Sometimes – and this is more rare – we also gain a sense of flight, of inspiration. Of freedom.

All these feelings might have faded a little in the past months, in these days of fear and erasure.

In these conditions we should insist on nuances. Revive more and more subtleties – of personality, of relationships, of situations. Of language. We should try to take back what the coronavirus has confiscated. This is something we have the power to do.

Writing – even when it does not engage directly with the pandemic – is our means of resistance. It is how we withstand clichés, empty slogans, indiscriminate statements and generalizations, which pave the way for incitement, prejudice and racism.

A few days ago I heard on the radio that the number of deaths worldwide had “crossed the one-million mark.” I remembered the chilling comment attributed to Stalin: “A single death is a tragedy; a million deaths are a statistic.” These words allude to what we do in our work: We, authors and poets, people of literature, struggle to extricate the drama of the individual, the uniqueness and singularity of the individual, from dead statistics.

How fortunate we are!
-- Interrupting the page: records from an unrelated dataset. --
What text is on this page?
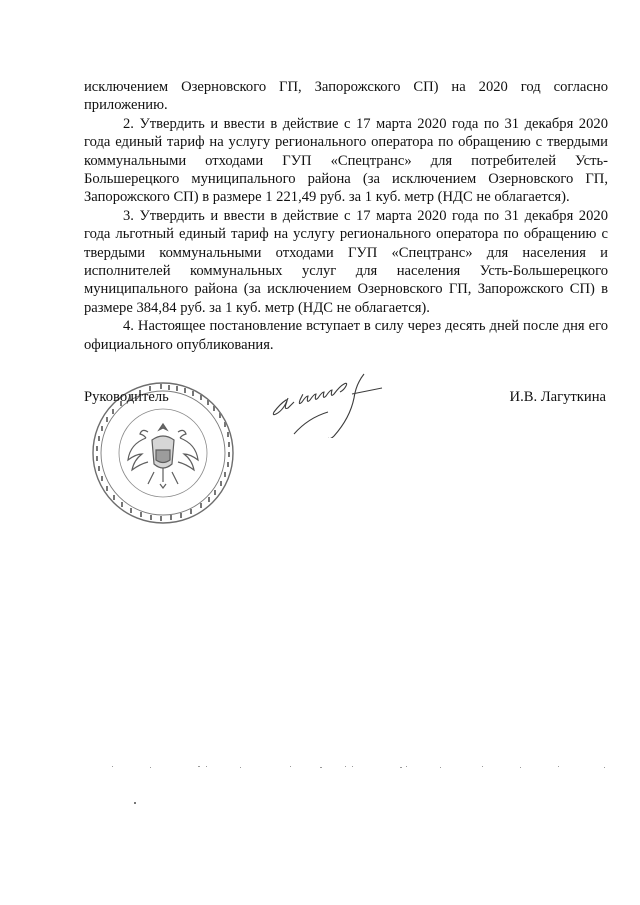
исключением Озерновского ГП, Запорожского СП) на 2020 год согласно приложению.

2. Утвердить и ввести в действие с 17 марта 2020 года по 31 декабря 2020 года единый тариф на услугу регионального оператора по обращению с твердыми коммунальными отходами ГУП «Спецтранс» для потребителей Усть-Большерецкого муниципального района (за исключением Озерновского ГП, Запорожского СП) в размере 1 221,49 руб. за 1 куб. метр (НДС не облагается).

3. Утвердить и ввести в действие с 17 марта 2020 года по 31 декабря 2020 года льготный единый тариф на услугу регионального оператора по обращению с твердыми коммунальными отходами ГУП «Спецтранс» для населения и исполнителей коммунальных услуг для населения Усть-Большерецкого муниципального района (за исключением Озерновского ГП, Запорожского СП) в размере 384,84 руб. за 1 куб. метр (НДС не облагается).

4. Настоящее постановление вступает в силу через десять дней после дня его официального опубликования.

Руководитель	И.В. Лагуткина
In a world increasingly shut off in separate “capsules,” a world that is driven by fear to reduce its contact with the outside – in this world we may find a place of richness, of creation.

Sometimes putting words together in a new way can create a spark in our mind: as if two words that have never been combined, which no one before thought to combine, have suddenly found each other and created a surprising expansion of thought and feeling.

Has this act done anything to weaken the momentum of the coronavirus? Of course not. But we have strengthened our immune system a little. We have reminded ourselves of who we used to be before the pandemic. And we have reminded ourselves of how much goodness, and light, the world might have after this nightmare ends.

Before I finish, I would like to share with you a story told by Abraham Sutzkever, one of the greatest Yiddish poets. He was born in 1913, in Belarus. During the Holocaust, he lived in the Vilna Ghetto.

And this is what Sutzkever told of his escape from the ghetto: “I learned the great power of a poem in March of 1944, in the Partisans’ forests, when I had to cross a field of land mines. No one knew where the mines were buried. I saw people torn to shreds. I saw a foolish bird that got too close. Every direction I turned, every place I set my foot, one single movement could mean death.”

“… and I held inside me a melody,” Sutzkever continues, and by “melody” he means poetry, or even a particular poem, “and I walked through the minefield to the rhythm of that melody for a whole kilometer, and I crossed it.”

And then Sutzkever says the following surprising line: “But perhaps you could remind me what the melody was? I do not remember…”

I can picture him smiling slightly, as if to tell us that this melody is always forgotten – that this is its essence. And that we must keep reinventing it, each of us in our own words and our own tune, each through our own struggle. So that for one moment, even in the middle of a minefield, we will not be helpless. We will not be defeated. We will still have hope.